La convergence des soutiens. Dans un souci d'équité, Dacian Ciolos propose de diminuer l'écart de montant entre les enveloppes nationales de l'UE à quinze et de l'UE à douze. La France devrait ainsi voir son enveloppe amputée de 2 %. Il propose aussi une convergence interne des aides, entre agriculteurs d'un même pays, d'ici à 2019. Une étape qui fait frémir la France. « Ce sera plus difficile pour nous que pour d'autres pays, car nous avons de grandes disparités entre les productions et les régions », explique Stéphane Le Foll. La Commission dit « travailler sur davantage de progressivité » et la prise en compte de l'emploi à travers un mécanisme de « surprime » des premiers hectares.

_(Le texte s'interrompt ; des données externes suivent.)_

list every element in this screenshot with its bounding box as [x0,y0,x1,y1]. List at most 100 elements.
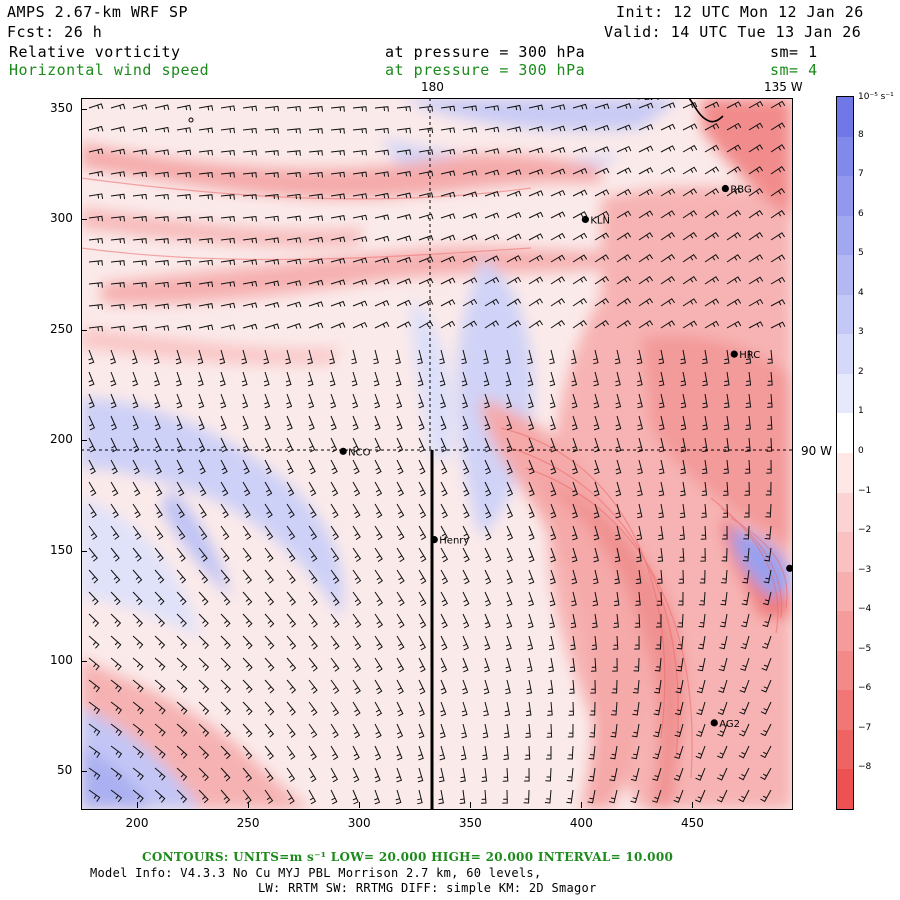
x-tick [692,802,694,808]
wind-barb [616,232,632,241]
wind-barb [635,569,642,585]
wind-barb [88,103,104,110]
wind-barb [658,503,664,519]
wind-barb [352,503,361,519]
colorbar-swatch [837,729,853,770]
wind-barb [723,393,730,409]
wind-barb [176,393,183,409]
wind-barb [396,278,412,285]
wind-barb [654,657,662,672]
wind-barb [723,349,730,365]
wind-barb [770,299,786,307]
wind-barb [154,613,166,628]
station-label: HRC [739,350,760,361]
wind-barb [286,172,301,178]
wind-barb [748,276,764,285]
wind-barb [528,459,535,475]
wind-barb [528,254,544,263]
wind-barb [638,254,654,263]
wind-barb [680,415,687,431]
wind-barb [264,569,274,584]
wind-barb [440,591,448,607]
wind-barb [653,723,662,738]
wind-barb [88,170,104,177]
forecast-hour: Fcst: 26 h [7,23,103,41]
wind-barb [352,767,360,783]
wind-barb [264,679,275,694]
wind-barb [132,789,144,803]
wind-barb [330,415,337,431]
wind-barb [88,237,103,244]
wind-barb [460,767,466,783]
wind-barb [440,613,448,629]
wind-barb [484,525,492,541]
wind-barb [549,613,556,629]
wind-barb [674,723,684,738]
wind-barb [550,547,557,563]
station-marker [730,350,738,358]
wind-barb [654,679,662,694]
wind-barb [762,613,772,628]
wind-barb [678,569,684,584]
wind-barb [242,525,252,540]
wind-barb [484,320,500,329]
wind-barb [242,459,250,475]
wind-barb [766,437,773,452]
wind-barb [550,320,566,329]
wind-barb [682,276,698,285]
wind-barb [439,371,446,387]
wind-barb [374,321,390,329]
wind-barb [176,569,187,584]
wind-barb [528,525,535,541]
wind-barb [132,657,144,671]
wind-barb [588,767,596,782]
wind-barb [308,215,324,221]
wind-barb [723,459,729,474]
wind-barb [176,238,191,244]
wind-barb [286,679,297,694]
wind-barb [176,613,187,628]
wind-barb [242,237,258,244]
wind-barb [198,303,214,309]
wind-barb [176,503,185,519]
wind-barb [308,767,317,783]
wind-barb [506,255,522,263]
wind-barb [766,415,773,430]
wind-barb [330,171,345,178]
colorbar-swatch [837,769,853,810]
wind-barb [594,254,610,263]
wind-barb [330,679,340,694]
wind-barb [616,276,632,285]
wind-barb [697,635,706,650]
wind-barb [110,657,122,671]
wind-barb [418,613,427,629]
wind-barb [264,259,280,265]
colorbar-level-label: −1 [858,485,872,496]
wind-barb [682,166,698,175]
station-label: LVT [644,98,662,103]
wind-barb [462,459,470,475]
wind-barb [242,503,251,519]
wind-barb [132,282,147,288]
wind-barb [638,276,654,285]
wind-barb [590,679,596,694]
wind-barb [634,635,640,650]
wind-barb [396,569,405,585]
wind-barb [726,210,742,219]
wind-barbs [88,100,786,805]
wind-barb [110,415,117,431]
wind-barb [352,745,360,761]
wind-barb [264,105,279,112]
wind-barb [652,745,662,760]
wind-barb [658,459,665,475]
wind-barb [461,723,468,739]
map-plot-area[interactable]: LVT RBG KLN HRC NCO Henry AG2 [81,98,792,809]
wind-barb [242,323,258,330]
wind-barb [594,276,610,285]
wind-barb [506,298,522,307]
wind-barb [264,745,274,760]
wind-barb [528,298,544,307]
wind-barb [374,278,390,285]
wind-barb [594,189,610,197]
wind-barb [656,614,662,628]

Le verdissement des aides. La Commission prévoit de conditionner le versement de 30 % des aides au respect de trois mesures, ce qui se traduirait, dans l'Hexagone, par une aide forfaitaire d'environ 90 €/ha, calculée sur la base d'un DPU moyen de 300 €/ha et d'hectares éligibles constants.

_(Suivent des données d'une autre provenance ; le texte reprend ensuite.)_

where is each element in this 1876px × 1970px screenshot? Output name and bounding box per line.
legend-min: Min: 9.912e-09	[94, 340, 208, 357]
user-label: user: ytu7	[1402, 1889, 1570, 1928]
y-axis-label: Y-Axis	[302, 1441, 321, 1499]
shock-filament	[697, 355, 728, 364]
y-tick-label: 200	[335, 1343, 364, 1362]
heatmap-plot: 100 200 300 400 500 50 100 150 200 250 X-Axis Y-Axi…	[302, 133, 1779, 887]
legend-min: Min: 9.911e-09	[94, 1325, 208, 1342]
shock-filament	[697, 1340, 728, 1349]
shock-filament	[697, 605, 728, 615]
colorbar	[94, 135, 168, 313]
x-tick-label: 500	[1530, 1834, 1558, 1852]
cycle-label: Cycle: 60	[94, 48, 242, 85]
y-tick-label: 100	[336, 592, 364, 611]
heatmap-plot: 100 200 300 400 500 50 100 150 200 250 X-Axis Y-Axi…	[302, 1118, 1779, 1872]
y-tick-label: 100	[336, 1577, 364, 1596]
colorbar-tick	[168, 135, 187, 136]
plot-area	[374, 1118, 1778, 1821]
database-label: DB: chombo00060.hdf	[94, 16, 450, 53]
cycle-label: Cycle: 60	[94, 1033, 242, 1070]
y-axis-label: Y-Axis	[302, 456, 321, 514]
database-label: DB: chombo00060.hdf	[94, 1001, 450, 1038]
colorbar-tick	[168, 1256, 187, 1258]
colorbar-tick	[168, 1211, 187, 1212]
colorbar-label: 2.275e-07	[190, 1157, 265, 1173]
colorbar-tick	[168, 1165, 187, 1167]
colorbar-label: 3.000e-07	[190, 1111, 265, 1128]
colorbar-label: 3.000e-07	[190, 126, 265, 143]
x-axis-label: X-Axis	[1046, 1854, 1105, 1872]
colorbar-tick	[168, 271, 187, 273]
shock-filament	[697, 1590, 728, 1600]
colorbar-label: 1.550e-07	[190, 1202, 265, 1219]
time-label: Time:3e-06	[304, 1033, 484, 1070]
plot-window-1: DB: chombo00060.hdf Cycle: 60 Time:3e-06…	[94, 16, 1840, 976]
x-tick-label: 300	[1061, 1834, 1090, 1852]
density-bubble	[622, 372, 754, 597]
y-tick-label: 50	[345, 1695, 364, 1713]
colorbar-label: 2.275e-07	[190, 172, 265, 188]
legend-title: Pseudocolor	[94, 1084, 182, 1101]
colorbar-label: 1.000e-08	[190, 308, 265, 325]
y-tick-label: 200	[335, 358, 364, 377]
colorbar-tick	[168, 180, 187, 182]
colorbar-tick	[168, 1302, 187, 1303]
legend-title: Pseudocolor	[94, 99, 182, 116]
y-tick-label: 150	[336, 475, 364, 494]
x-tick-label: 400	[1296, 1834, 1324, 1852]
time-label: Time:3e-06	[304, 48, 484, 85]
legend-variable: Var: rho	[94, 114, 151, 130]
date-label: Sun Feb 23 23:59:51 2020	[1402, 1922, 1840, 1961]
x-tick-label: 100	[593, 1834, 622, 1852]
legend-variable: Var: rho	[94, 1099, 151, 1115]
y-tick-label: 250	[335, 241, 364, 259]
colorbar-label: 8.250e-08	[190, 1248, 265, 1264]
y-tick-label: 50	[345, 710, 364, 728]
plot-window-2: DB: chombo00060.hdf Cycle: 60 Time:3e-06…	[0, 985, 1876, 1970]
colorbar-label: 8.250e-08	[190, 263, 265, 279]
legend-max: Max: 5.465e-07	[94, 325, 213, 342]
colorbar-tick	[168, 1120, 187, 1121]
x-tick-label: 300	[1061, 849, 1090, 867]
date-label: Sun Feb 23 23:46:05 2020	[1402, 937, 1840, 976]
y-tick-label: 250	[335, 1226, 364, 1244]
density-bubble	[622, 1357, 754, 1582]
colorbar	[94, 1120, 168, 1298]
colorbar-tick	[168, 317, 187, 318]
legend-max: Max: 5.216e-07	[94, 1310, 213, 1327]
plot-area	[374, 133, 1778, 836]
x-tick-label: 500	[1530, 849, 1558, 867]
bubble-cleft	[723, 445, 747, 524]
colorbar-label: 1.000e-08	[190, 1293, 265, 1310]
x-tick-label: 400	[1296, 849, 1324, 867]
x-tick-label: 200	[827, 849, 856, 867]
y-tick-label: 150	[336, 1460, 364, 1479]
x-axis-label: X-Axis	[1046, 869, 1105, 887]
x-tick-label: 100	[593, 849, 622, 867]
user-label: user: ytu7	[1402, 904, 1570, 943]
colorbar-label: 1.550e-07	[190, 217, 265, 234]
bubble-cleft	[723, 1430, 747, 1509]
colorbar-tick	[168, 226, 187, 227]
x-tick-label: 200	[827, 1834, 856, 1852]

Initialement, la Commission exigeait la rotation des cultures, le maintien des prairies permanentes (PP) et la création de réserves écologiques. Aujourd'hui, elle ne parle plus de rotation mais « seulement » de diversité de cultures. Elle exempte du respect de cette mesure les exploitations de moins de 10 ha (3 ha auparavant) et celles comptant plus de 70 à 80 % de PP. Les prairies temporaires compteront dans les trois cultures qui doivent constituer l'assolement des exploitations européennes. Les 7 % de réserves écologiques pourront se matérialiser en jachère ou bandes enherbées. Les haies, les arbres isolés, les lisières de bois, les landes ou encore les vergers de haute tige pourront être retenus. Une porte est aussi entrouverte pour la reconnaissance des légumineuses. Concernant le maintien des PP, une tolérance de retournement de 5 % a été introduite et une nouvelle définition des PP est à l'étude pour donner quelques marges de manoeuvre aux éleveurs dans leur assolement. Enfin, la Commission est prête à considérer comme « vertes », au-delà de l'agriculture biologique, toutes les pratiques qui ont un effet prouvé sur la biodiversité, « équivalent » à ses trois propositions et notamment les dispositifs de certification.

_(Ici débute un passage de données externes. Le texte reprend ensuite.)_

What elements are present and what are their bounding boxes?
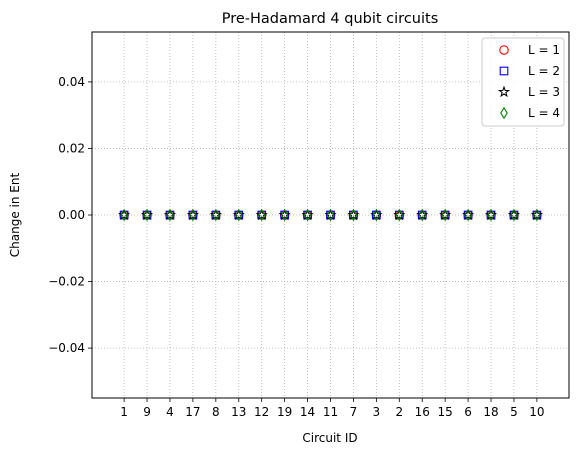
legend: L = 1 L = 2 L = 3 L = 4	[481, 37, 565, 127]
data-point	[234, 208, 243, 222]
grid-layer	[92, 32, 569, 398]
data-point	[484, 208, 498, 221]
data-point	[395, 208, 404, 222]
data-point	[439, 208, 452, 221]
data-point	[324, 208, 337, 221]
data-point	[372, 208, 381, 222]
x-tick-label: 12	[254, 405, 269, 419]
x-tick-label: 4	[166, 405, 174, 419]
data-point	[255, 208, 268, 221]
data-point	[303, 208, 312, 222]
data-point	[209, 208, 222, 221]
x-tick-label: 8	[212, 405, 220, 419]
legend-marker	[499, 66, 509, 76]
x-axis-ticks: 1 9 4 17 8 13 12 19 14 11 7 3 2 16 15 6 18 5 10	[120, 398, 545, 419]
y-tick-label: 0.04	[58, 75, 85, 89]
data-point	[393, 208, 406, 221]
legend-label: L = 1	[528, 43, 560, 57]
legend-label: L = 3	[528, 85, 560, 99]
x-tick-label: 9	[143, 405, 151, 419]
data-point	[507, 208, 521, 221]
x-tick-label: 3	[373, 405, 381, 419]
data-point	[441, 208, 450, 222]
x-tick-label: 16	[415, 405, 430, 419]
legend-marker	[499, 45, 509, 55]
legend-marker	[497, 85, 511, 98]
series-star	[118, 208, 543, 221]
data-point	[278, 208, 291, 221]
series-diamond	[120, 208, 541, 222]
x-tick-label: 5	[510, 405, 518, 419]
data-point	[416, 208, 429, 221]
data-point	[464, 208, 472, 222]
x-tick-label: 6	[464, 405, 472, 419]
y-tick-label: −0.04	[48, 341, 85, 355]
data-point	[487, 208, 495, 222]
x-tick-label: 1	[120, 405, 128, 419]
data-point	[118, 208, 131, 221]
legend-label: L = 2	[528, 64, 560, 78]
legend-label: L = 4	[528, 106, 560, 120]
marks-layer	[118, 208, 543, 222]
data-point	[189, 208, 197, 222]
data-point	[370, 208, 383, 221]
data-point	[530, 208, 543, 221]
y-tick-label: 0.00	[58, 208, 85, 222]
x-tick-label: 2	[395, 405, 403, 419]
y-axis-label: Change in Ent	[8, 173, 22, 258]
data-point	[326, 208, 335, 222]
data-point	[418, 208, 427, 222]
data-point	[232, 208, 245, 221]
data-point	[143, 208, 151, 222]
x-tick-label: 18	[483, 405, 498, 419]
data-point	[140, 208, 154, 221]
y-tick-label: 0.02	[58, 141, 85, 155]
y-axis-ticks: −0.04 −0.02 0.00 0.02 0.04	[48, 75, 92, 355]
data-point	[257, 208, 266, 222]
data-point	[280, 208, 289, 222]
x-tick-label: 15	[438, 405, 453, 419]
data-point	[163, 208, 177, 221]
data-point	[166, 208, 174, 222]
data-point	[186, 208, 199, 221]
legend-marker	[500, 106, 508, 120]
x-tick-label: 19	[277, 405, 292, 419]
data-point	[301, 208, 314, 221]
data-point	[510, 208, 518, 222]
data-point	[211, 208, 220, 222]
x-tick-label: 17	[185, 405, 200, 419]
x-tick-label: 10	[529, 405, 544, 419]
x-tick-label: 7	[350, 405, 358, 419]
data-point	[347, 208, 360, 221]
data-point	[462, 208, 475, 221]
x-tick-label: 13	[231, 405, 246, 419]
legend-box	[481, 37, 565, 127]
x-tick-label: 14	[300, 405, 315, 419]
x-tick-label: 11	[323, 405, 338, 419]
chart-title: Pre-Hadamard 4 qubit circuits	[222, 11, 439, 27]
x-axis-label: Circuit ID	[302, 431, 357, 445]
data-point	[533, 208, 541, 222]
y-tick-label: −0.02	[48, 275, 85, 289]
data-point	[120, 208, 128, 222]
data-point	[349, 208, 358, 222]
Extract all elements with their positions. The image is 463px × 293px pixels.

Régulation des marchés. Aux accusations de désengagement de l'Europe, Dacian Ciolos répond gestion de crise et responsabilité des producteurs. « Contrairement à l'impression que j'avais au début de mon mandat, les agriculteurs veulent de vrais filets de sécurité de crise plus que des politiques de stockage. Mais l'organisation des producteurs est la condition préalable. » Pour pallier la fin des quotas laitiers, le commissaire promet, après le « paquet lait », de nouvelles idées. La prolongation des quotas sucriers ne semble plus taboue. Quant aux droits de plantation viticoles, il assure vouloir « travailler en fonction du marché ». En parallèle des négociations européennes, le ministre français réunit régulièrement un « groupe Pac », composé des professionnels, des représentants des régions et des associations environnementales, pour anticiper la mise en oeuvre dans l'Hexagone.